During the open-floor roundtable session, leading creative executives discussed the various sectors and career paths projected to grow within Saudi Arabia.
Highlighting emerging roles in the museum industry, tourism and curation, they noted a significant increase in diverse career opportunities within the creative sector that did not exist prior to Vision 2030.
Creative economy goals under Vision 2030 target an increase in graduates in cultural disciplines to 255,000 and the creation of over 346,000 jobs.
When asked about the complementary benefits of the Saudi-UK collaboration, Al-Muqyteeb said there was a “good relationship.”
Reflecting on his journey in the creative sector, Al-Muqyteeb recalled how a participant at a workshop he hosted early in his career went on to launch a successful venture in the creative economy.
Saudi Arabia is already having a major shift in active investment in culture.
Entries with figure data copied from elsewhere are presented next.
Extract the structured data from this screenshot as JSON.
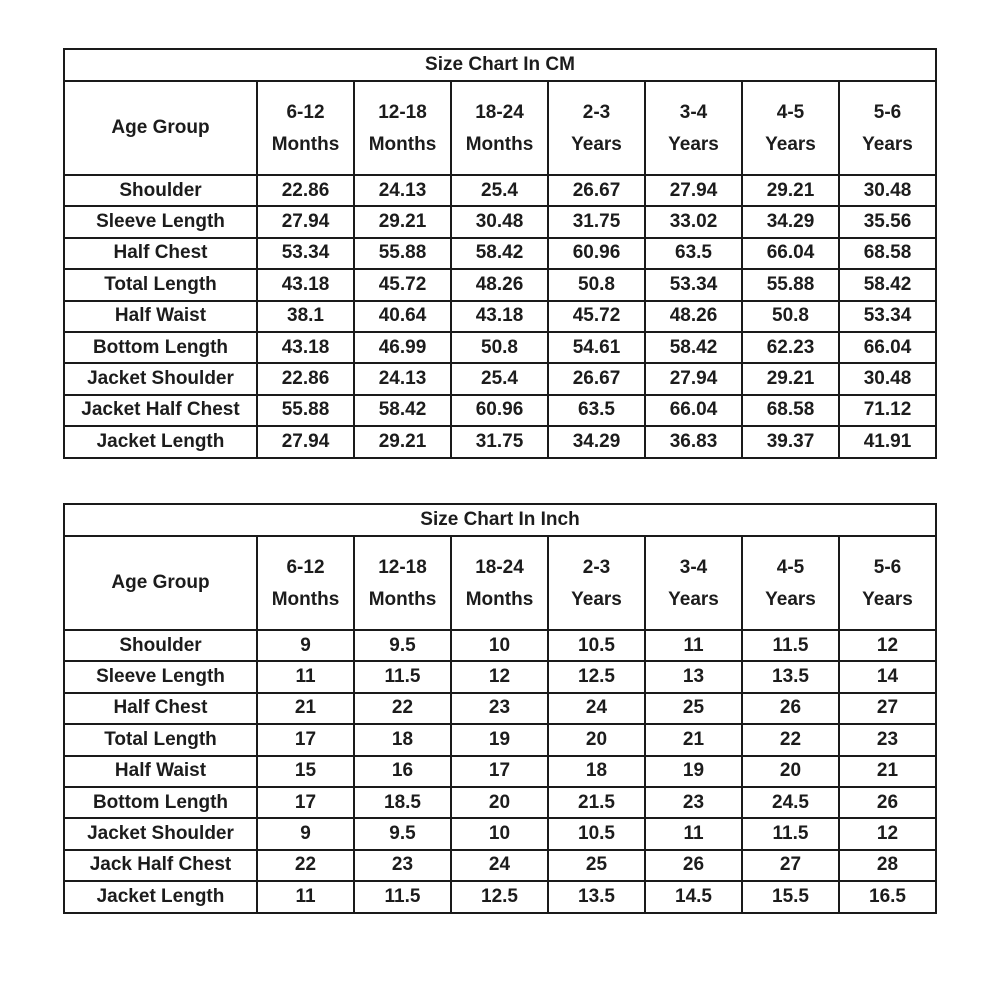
{
  "page": {
    "background_color": "#ffffff",
    "text_color": "#1c1c1c",
    "border_color": "#1a1a1a"
  },
  "chart_data": [
    {
      "type": "table",
      "title": "Size Chart In CM",
      "corner_header": "Age Group",
      "column_headers": [
        [
          "6-12",
          "Months"
        ],
        [
          "12-18",
          "Months"
        ],
        [
          "18-24",
          "Months"
        ],
        [
          "2-3",
          "Years"
        ],
        [
          "3-4",
          "Years"
        ],
        [
          "4-5",
          "Years"
        ],
        [
          "5-6",
          "Years"
        ]
      ],
      "rows": [
        {
          "label": "Shoulder",
          "values": [
            22.86,
            24.13,
            25.4,
            26.67,
            27.94,
            29.21,
            30.48
          ]
        },
        {
          "label": "Sleeve Length",
          "values": [
            27.94,
            29.21,
            30.48,
            31.75,
            33.02,
            34.29,
            35.56
          ]
        },
        {
          "label": "Half Chest",
          "values": [
            53.34,
            55.88,
            58.42,
            60.96,
            63.5,
            66.04,
            68.58
          ]
        },
        {
          "label": "Total Length",
          "values": [
            43.18,
            45.72,
            48.26,
            50.8,
            53.34,
            55.88,
            58.42
          ]
        },
        {
          "label": "Half Waist",
          "values": [
            38.1,
            40.64,
            43.18,
            45.72,
            48.26,
            50.8,
            53.34
          ]
        },
        {
          "label": "Bottom Length",
          "values": [
            43.18,
            46.99,
            50.8,
            54.61,
            58.42,
            62.23,
            66.04
          ]
        },
        {
          "label": "Jacket Shoulder",
          "values": [
            22.86,
            24.13,
            25.4,
            26.67,
            27.94,
            29.21,
            30.48
          ]
        },
        {
          "label": "Jacket Half Chest",
          "values": [
            55.88,
            58.42,
            60.96,
            63.5,
            66.04,
            68.58,
            71.12
          ]
        },
        {
          "label": "Jacket Length",
          "values": [
            27.94,
            29.21,
            31.75,
            34.29,
            36.83,
            39.37,
            41.91
          ]
        }
      ]
    },
    {
      "type": "table",
      "title": "Size Chart In Inch",
      "corner_header": "Age Group",
      "column_headers": [
        [
          "6-12",
          "Months"
        ],
        [
          "12-18",
          "Months"
        ],
        [
          "18-24",
          "Months"
        ],
        [
          "2-3",
          "Years"
        ],
        [
          "3-4",
          "Years"
        ],
        [
          "4-5",
          "Years"
        ],
        [
          "5-6",
          "Years"
        ]
      ],
      "rows": [
        {
          "label": "Shoulder",
          "values": [
            9,
            9.5,
            10,
            10.5,
            11,
            11.5,
            12
          ]
        },
        {
          "label": "Sleeve Length",
          "values": [
            11,
            11.5,
            12,
            12.5,
            13,
            13.5,
            14
          ]
        },
        {
          "label": "Half Chest",
          "values": [
            21,
            22,
            23,
            24,
            25,
            26,
            27
          ]
        },
        {
          "label": "Total Length",
          "values": [
            17,
            18,
            19,
            20,
            21,
            22,
            23
          ]
        },
        {
          "label": "Half Waist",
          "values": [
            15,
            16,
            17,
            18,
            19,
            20,
            21
          ]
        },
        {
          "label": "Bottom Length",
          "values": [
            17,
            18.5,
            20,
            21.5,
            23,
            24.5,
            26
          ]
        },
        {
          "label": "Jacket Shoulder",
          "values": [
            9,
            9.5,
            10,
            10.5,
            11,
            11.5,
            12
          ]
        },
        {
          "label": "Jack Half Chest",
          "values": [
            22,
            23,
            24,
            25,
            26,
            27,
            28
          ]
        },
        {
          "label": "Jacket Length",
          "values": [
            11,
            11.5,
            12.5,
            13.5,
            14.5,
            15.5,
            16.5
          ]
        }
      ]
    }
  ]
}
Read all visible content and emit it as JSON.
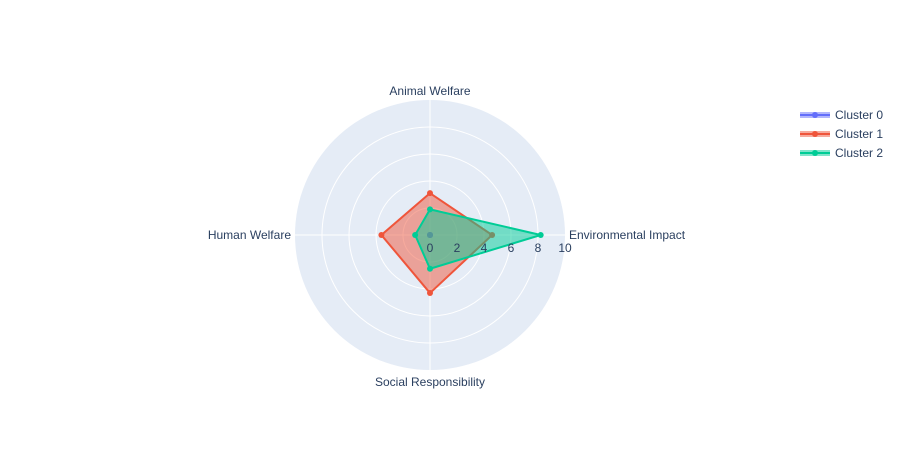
{
  "chart_data": {
    "type": "radar",
    "axes": [
      "Environmental Impact",
      "Animal Welfare",
      "Human Welfare",
      "Social Responsibility"
    ],
    "radial_range": [
      0,
      10
    ],
    "radial_ticks": [
      "0",
      "2",
      "4",
      "6",
      "8",
      "10"
    ],
    "grid": true,
    "legend_position": "top-right",
    "series": [
      {
        "name": "Cluster 0",
        "color": "#636efa",
        "values": [
          0,
          0,
          0,
          0
        ]
      },
      {
        "name": "Cluster 1",
        "color": "#ef553b",
        "values": [
          4.6,
          3.1,
          3.6,
          4.3
        ]
      },
      {
        "name": "Cluster 2",
        "color": "#00cc96",
        "values": [
          8.2,
          1.9,
          1.1,
          2.5
        ]
      }
    ]
  }
}
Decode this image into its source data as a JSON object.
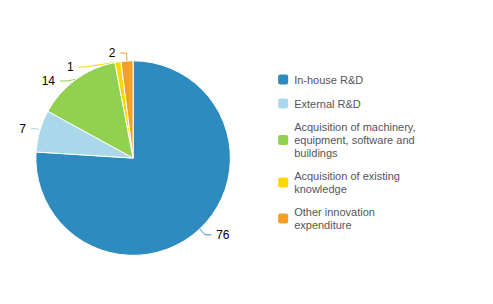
{
  "chart_data": {
    "type": "pie",
    "categories": [
      "In-house R&D",
      "External R&D",
      "Acquisition of machinery,\nequipment, software and\nbuildings",
      "Acquisition of existing\nknowledge",
      "Other innovation\nexpenditure"
    ],
    "values": [
      76,
      7,
      14,
      1,
      2
    ],
    "colors": [
      "#2e8bbf",
      "#a8d8ea",
      "#92d050",
      "#ffd700",
      "#f4a025"
    ],
    "data_labels": true,
    "legend": "right"
  }
}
Minister of Culture Prince Badr bin Abdullah bin Farhan said in an op-ed published by Asharq Al-Awsat recently: “Saudi Arabia's Cultural Development Fund has empowered 1,517 entrepreneurs (both men and women) in all fields through its development programs,”
“The program also aims to bridge 45 percent of the existing financing gap, inject SR13.8 billion ($3.7 billion) into the sector in financial support in partnership with the private sector, and create 30,000 jobs.”